Цугом катились кареты господ кабинет-министров.
И – генералитет.
И – господа Сенат.
За важными особами ехали конюхи императрицы.
Фурьеры и лакеи – верхами.
Пажи с гофмейстером – чинно.
Наконец показалась карета графа Бирена – пустая.
Вот и матка Анна катит на восьмерике.
А сбоку от нее скачут на жеребцах Бирен и Левенвольде (два любовника царицы, въезжающей в свою новую резиденцию)…
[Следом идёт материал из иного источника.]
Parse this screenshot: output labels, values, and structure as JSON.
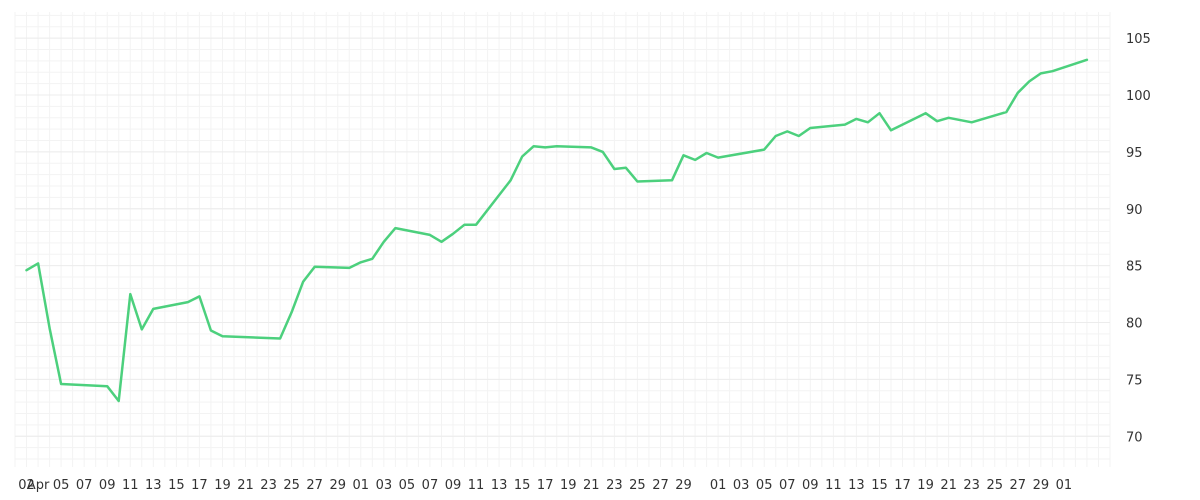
{
  "chart_data": {
    "type": "line",
    "series": [
      {
        "color": "#4cd07d",
        "points": [
          [
            "2024-04-01",
            84.6
          ],
          [
            "2024-04-02",
            85.2
          ],
          [
            "2024-04-03",
            79.5
          ],
          [
            "2024-04-04",
            74.6
          ],
          [
            "2024-04-08",
            74.4
          ],
          [
            "2024-04-09",
            73.1
          ],
          [
            "2024-04-10",
            82.5
          ],
          [
            "2024-04-11",
            79.4
          ],
          [
            "2024-04-12",
            81.2
          ],
          [
            "2024-04-15",
            81.8
          ],
          [
            "2024-04-16",
            82.3
          ],
          [
            "2024-04-17",
            79.3
          ],
          [
            "2024-04-18",
            78.8
          ],
          [
            "2024-04-23",
            78.6
          ],
          [
            "2024-04-24",
            80.9
          ],
          [
            "2024-04-25",
            83.6
          ],
          [
            "2024-04-26",
            84.9
          ],
          [
            "2024-04-29",
            84.8
          ],
          [
            "2024-04-30",
            85.3
          ],
          [
            "2024-05-01",
            85.6
          ],
          [
            "2024-05-02",
            87.1
          ],
          [
            "2024-05-03",
            88.3
          ],
          [
            "2024-05-06",
            87.7
          ],
          [
            "2024-05-07",
            87.1
          ],
          [
            "2024-05-08",
            87.8
          ],
          [
            "2024-05-09",
            88.6
          ],
          [
            "2024-05-10",
            88.6
          ],
          [
            "2024-05-13",
            92.5
          ],
          [
            "2024-05-14",
            94.6
          ],
          [
            "2024-05-15",
            95.5
          ],
          [
            "2024-05-16",
            95.4
          ],
          [
            "2024-05-17",
            95.5
          ],
          [
            "2024-05-20",
            95.4
          ],
          [
            "2024-05-21",
            95.0
          ],
          [
            "2024-05-22",
            93.5
          ],
          [
            "2024-05-23",
            93.6
          ],
          [
            "2024-05-24",
            92.4
          ],
          [
            "2024-05-27",
            92.5
          ],
          [
            "2024-05-28",
            94.7
          ],
          [
            "2024-05-29",
            94.3
          ],
          [
            "2024-05-30",
            94.9
          ],
          [
            "2024-05-31",
            94.5
          ],
          [
            "2024-06-04",
            95.2
          ],
          [
            "2024-06-05",
            96.4
          ],
          [
            "2024-06-06",
            96.8
          ],
          [
            "2024-06-07",
            96.4
          ],
          [
            "2024-06-08",
            97.1
          ],
          [
            "2024-06-11",
            97.4
          ],
          [
            "2024-06-12",
            97.9
          ],
          [
            "2024-06-13",
            97.6
          ],
          [
            "2024-06-14",
            98.4
          ],
          [
            "2024-06-15",
            96.9
          ],
          [
            "2024-06-18",
            98.4
          ],
          [
            "2024-06-19",
            97.7
          ],
          [
            "2024-06-20",
            98.0
          ],
          [
            "2024-06-22",
            97.6
          ],
          [
            "2024-06-25",
            98.5
          ],
          [
            "2024-06-26",
            100.2
          ],
          [
            "2024-06-27",
            101.2
          ],
          [
            "2024-06-28",
            101.9
          ],
          [
            "2024-06-29",
            102.1
          ],
          [
            "2024-07-02",
            103.1
          ]
        ]
      }
    ],
    "x_range": [
      "2024-03-31",
      "2024-07-04"
    ],
    "ylim": [
      67.3,
      107.3
    ],
    "y_ticks": [
      70,
      75,
      80,
      85,
      90,
      95,
      100,
      105
    ],
    "y_tick_labels": [
      "70",
      "75",
      "80",
      "85",
      "90",
      "95",
      "100",
      "105"
    ],
    "x_ticks": [
      {
        "date": "2024-04-01",
        "label": "02"
      },
      {
        "date": "2024-04-02",
        "label": "Apr"
      },
      {
        "date": "2024-04-04",
        "label": "05"
      },
      {
        "date": "2024-04-06",
        "label": "07"
      },
      {
        "date": "2024-04-08",
        "label": "09"
      },
      {
        "date": "2024-04-10",
        "label": "11"
      },
      {
        "date": "2024-04-12",
        "label": "13"
      },
      {
        "date": "2024-04-14",
        "label": "15"
      },
      {
        "date": "2024-04-16",
        "label": "17"
      },
      {
        "date": "2024-04-18",
        "label": "19"
      },
      {
        "date": "2024-04-20",
        "label": "21"
      },
      {
        "date": "2024-04-22",
        "label": "23"
      },
      {
        "date": "2024-04-24",
        "label": "25"
      },
      {
        "date": "2024-04-26",
        "label": "27"
      },
      {
        "date": "2024-04-28",
        "label": "29"
      },
      {
        "date": "2024-04-30",
        "label": "01"
      },
      {
        "date": "2024-05-02",
        "label": "03"
      },
      {
        "date": "2024-05-04",
        "label": "05"
      },
      {
        "date": "2024-05-06",
        "label": "07"
      },
      {
        "date": "2024-05-08",
        "label": "09"
      },
      {
        "date": "2024-05-10",
        "label": "11"
      },
      {
        "date": "2024-05-12",
        "label": "13"
      },
      {
        "date": "2024-05-14",
        "label": "15"
      },
      {
        "date": "2024-05-16",
        "label": "17"
      },
      {
        "date": "2024-05-18",
        "label": "19"
      },
      {
        "date": "2024-05-20",
        "label": "21"
      },
      {
        "date": "2024-05-22",
        "label": "23"
      },
      {
        "date": "2024-05-24",
        "label": "25"
      },
      {
        "date": "2024-05-26",
        "label": "27"
      },
      {
        "date": "2024-05-28",
        "label": "29"
      },
      {
        "date": "2024-05-31",
        "label": "01"
      },
      {
        "date": "2024-06-02",
        "label": "03"
      },
      {
        "date": "2024-06-04",
        "label": "05"
      },
      {
        "date": "2024-06-06",
        "label": "07"
      },
      {
        "date": "2024-06-08",
        "label": "09"
      },
      {
        "date": "2024-06-10",
        "label": "11"
      },
      {
        "date": "2024-06-12",
        "label": "13"
      },
      {
        "date": "2024-06-14",
        "label": "15"
      },
      {
        "date": "2024-06-16",
        "label": "17"
      },
      {
        "date": "2024-06-18",
        "label": "19"
      },
      {
        "date": "2024-06-20",
        "label": "21"
      },
      {
        "date": "2024-06-22",
        "label": "23"
      },
      {
        "date": "2024-06-24",
        "label": "25"
      },
      {
        "date": "2024-06-26",
        "label": "27"
      },
      {
        "date": "2024-06-28",
        "label": "29"
      },
      {
        "date": "2024-06-30",
        "label": "01"
      }
    ],
    "grid": true,
    "legend": "none",
    "y_axis_side": "right"
  }
}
Сию «диспозицию» составил Миних, и был у него спор с Федором Соймоновым: куда моряка ставить? Ученый навигатор в «диспозицию» никак не лез, от почета отговаривался. Порешили сообща так: состоять ему у «надзирания за питиями». Иначе говоря, дежурил Федор Иванович возле бочек с водкой, дабы драки не было. Трезвых – силою внушения! – понуждал к питию. А тем, которые лыка не вяжут, тем пить возбранял. Все творилось указно («под опасением жесточайшего истязания!»). А вечером был жалован допущением к руке императрицы. Анна Иоанновна моряком даже залюбовалась. Соймонов был детинушка добрый. Шея у него – бурая от ветров, кулаки – в тыкву, взор острый – из-под бровей косматых.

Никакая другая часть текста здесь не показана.